What questions do you have for patients with MS, or any other chronic illness? Ask away, and I’ll do my best to share, find, or make up an answer.

If I could change one thing about health care (NHBPM 18)

…it would be to bring the communication methods into the modern day.

Harness the power of email, the internet, and smartphones to make communication between patients and providers possible, easier, and more efficient. It sounds revolutionary, because it would be.

I assume there is antiquated quasi-legal precedent for privileging telephone and facsimile communications as private and secure. But that is laughable, and you don’t have to slide very far on the the paranoid spectrum to see the potential problems.

Maybe when you call the doctor’s office, the receptionist doesn’t put you on speakerphone. But how often does she have to repeat back your name, symptoms, and phone number, just to make sure the message is received? How often is the receptionist seated at or near the waiting room and/or the checkout desk? How often are there other people in the room — within earshot — who have absolutely no legitimate role in your care?

Q. How is this better and more secure than sending an email to your nurse or doctor?

A. It’s not.

I hate talking on the phone.
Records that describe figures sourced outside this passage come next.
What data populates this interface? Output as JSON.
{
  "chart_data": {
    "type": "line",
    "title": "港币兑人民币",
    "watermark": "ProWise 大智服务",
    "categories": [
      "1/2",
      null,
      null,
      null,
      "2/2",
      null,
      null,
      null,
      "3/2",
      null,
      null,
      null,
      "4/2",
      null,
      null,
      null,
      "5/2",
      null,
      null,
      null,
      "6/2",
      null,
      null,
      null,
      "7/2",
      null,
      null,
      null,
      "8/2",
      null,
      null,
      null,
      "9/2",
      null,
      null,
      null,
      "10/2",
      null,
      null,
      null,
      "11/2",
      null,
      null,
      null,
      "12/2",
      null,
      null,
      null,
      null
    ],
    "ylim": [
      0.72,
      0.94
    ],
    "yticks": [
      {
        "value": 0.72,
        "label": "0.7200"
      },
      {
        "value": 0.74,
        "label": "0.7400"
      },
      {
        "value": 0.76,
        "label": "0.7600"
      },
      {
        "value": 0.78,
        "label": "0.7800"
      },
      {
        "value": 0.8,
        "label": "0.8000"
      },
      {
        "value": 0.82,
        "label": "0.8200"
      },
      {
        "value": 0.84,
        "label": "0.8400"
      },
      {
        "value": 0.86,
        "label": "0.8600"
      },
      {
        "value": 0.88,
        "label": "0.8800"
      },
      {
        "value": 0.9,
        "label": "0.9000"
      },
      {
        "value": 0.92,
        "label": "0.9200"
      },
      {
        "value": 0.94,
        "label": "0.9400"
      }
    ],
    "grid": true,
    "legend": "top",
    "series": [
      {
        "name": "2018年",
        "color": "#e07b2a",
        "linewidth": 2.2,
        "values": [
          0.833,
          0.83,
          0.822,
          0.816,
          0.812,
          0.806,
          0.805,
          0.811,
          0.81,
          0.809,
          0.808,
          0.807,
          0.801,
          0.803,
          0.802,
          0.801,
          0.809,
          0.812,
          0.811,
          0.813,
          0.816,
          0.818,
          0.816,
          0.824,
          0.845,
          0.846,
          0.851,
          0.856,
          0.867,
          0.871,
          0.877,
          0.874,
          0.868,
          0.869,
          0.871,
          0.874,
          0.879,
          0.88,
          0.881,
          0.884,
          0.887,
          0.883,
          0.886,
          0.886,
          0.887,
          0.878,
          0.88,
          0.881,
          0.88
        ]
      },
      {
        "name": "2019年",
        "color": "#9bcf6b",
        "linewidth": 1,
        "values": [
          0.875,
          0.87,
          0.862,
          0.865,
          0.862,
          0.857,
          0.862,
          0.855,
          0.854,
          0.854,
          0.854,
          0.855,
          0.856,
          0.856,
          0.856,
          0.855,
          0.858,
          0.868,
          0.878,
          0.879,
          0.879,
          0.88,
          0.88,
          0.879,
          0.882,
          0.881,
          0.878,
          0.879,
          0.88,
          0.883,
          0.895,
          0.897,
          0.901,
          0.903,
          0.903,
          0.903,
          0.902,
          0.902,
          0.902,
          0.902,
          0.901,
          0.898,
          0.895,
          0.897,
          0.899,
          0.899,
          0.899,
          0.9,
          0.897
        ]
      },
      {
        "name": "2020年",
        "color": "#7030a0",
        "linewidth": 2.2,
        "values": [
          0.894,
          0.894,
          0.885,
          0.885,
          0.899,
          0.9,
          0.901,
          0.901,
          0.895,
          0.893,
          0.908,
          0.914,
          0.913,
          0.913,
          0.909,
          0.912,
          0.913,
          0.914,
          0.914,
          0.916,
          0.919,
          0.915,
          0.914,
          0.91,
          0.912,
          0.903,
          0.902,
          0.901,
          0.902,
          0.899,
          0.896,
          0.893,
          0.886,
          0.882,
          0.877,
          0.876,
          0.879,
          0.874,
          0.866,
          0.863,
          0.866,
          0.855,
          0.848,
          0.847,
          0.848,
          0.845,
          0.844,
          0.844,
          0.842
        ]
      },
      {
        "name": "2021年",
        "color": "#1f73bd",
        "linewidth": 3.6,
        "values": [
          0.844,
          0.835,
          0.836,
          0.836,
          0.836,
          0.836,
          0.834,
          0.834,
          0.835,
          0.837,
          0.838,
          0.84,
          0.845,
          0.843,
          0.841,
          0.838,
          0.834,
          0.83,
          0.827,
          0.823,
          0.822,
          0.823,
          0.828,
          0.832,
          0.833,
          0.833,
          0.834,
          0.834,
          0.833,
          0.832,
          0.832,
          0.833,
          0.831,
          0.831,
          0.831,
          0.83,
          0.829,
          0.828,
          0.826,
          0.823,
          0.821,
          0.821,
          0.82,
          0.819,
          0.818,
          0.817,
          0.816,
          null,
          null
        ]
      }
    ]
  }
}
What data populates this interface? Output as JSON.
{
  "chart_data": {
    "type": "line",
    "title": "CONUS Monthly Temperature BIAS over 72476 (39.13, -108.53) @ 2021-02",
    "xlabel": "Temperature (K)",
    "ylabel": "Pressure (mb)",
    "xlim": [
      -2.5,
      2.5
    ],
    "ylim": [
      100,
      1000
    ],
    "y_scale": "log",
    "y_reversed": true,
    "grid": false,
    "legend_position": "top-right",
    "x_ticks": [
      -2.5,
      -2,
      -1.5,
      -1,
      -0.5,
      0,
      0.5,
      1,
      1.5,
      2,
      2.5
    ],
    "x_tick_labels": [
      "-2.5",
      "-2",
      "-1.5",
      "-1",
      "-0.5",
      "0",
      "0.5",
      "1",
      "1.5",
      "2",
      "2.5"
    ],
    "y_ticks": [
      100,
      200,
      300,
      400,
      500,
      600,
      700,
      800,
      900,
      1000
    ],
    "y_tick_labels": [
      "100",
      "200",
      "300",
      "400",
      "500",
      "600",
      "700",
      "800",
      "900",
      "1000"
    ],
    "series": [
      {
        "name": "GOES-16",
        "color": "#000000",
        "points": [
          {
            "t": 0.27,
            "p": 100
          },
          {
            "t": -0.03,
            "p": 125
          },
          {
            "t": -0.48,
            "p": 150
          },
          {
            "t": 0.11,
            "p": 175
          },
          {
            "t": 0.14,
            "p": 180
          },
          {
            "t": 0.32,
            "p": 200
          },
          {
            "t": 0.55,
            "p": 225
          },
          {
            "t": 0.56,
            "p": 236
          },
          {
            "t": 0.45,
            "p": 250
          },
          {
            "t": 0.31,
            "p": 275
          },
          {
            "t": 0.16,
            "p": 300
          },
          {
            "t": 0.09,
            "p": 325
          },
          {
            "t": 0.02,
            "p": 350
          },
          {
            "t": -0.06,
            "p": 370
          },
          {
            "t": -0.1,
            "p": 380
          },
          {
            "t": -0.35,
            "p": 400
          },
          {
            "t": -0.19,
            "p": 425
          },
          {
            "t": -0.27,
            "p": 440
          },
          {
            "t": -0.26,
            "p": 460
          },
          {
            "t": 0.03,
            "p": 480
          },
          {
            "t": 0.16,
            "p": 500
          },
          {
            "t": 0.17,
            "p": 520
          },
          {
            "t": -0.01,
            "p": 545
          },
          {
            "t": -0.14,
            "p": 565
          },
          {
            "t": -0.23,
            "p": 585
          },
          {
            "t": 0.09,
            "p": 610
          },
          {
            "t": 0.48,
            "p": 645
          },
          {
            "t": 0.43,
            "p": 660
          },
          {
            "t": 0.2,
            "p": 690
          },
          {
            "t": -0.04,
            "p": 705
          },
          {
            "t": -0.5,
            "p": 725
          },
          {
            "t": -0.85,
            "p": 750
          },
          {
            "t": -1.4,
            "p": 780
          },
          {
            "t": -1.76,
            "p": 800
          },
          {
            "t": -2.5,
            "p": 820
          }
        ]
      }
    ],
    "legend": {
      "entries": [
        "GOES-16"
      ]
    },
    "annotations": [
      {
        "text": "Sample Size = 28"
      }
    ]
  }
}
I do it as little as possible. It’s awkward, inaccurate, and temporally inconvenient.

I also do not send faxes except under extreme duress. Faxes are inconvenient to send and receive, and even once you’ve managed that, how many legible faxes have you ever received? That could be anybody’s signature on that records release — or is it a birthdate or their pizza order?

When will I be able to request a doctor’s appointment online, the way I do with my hairdresser?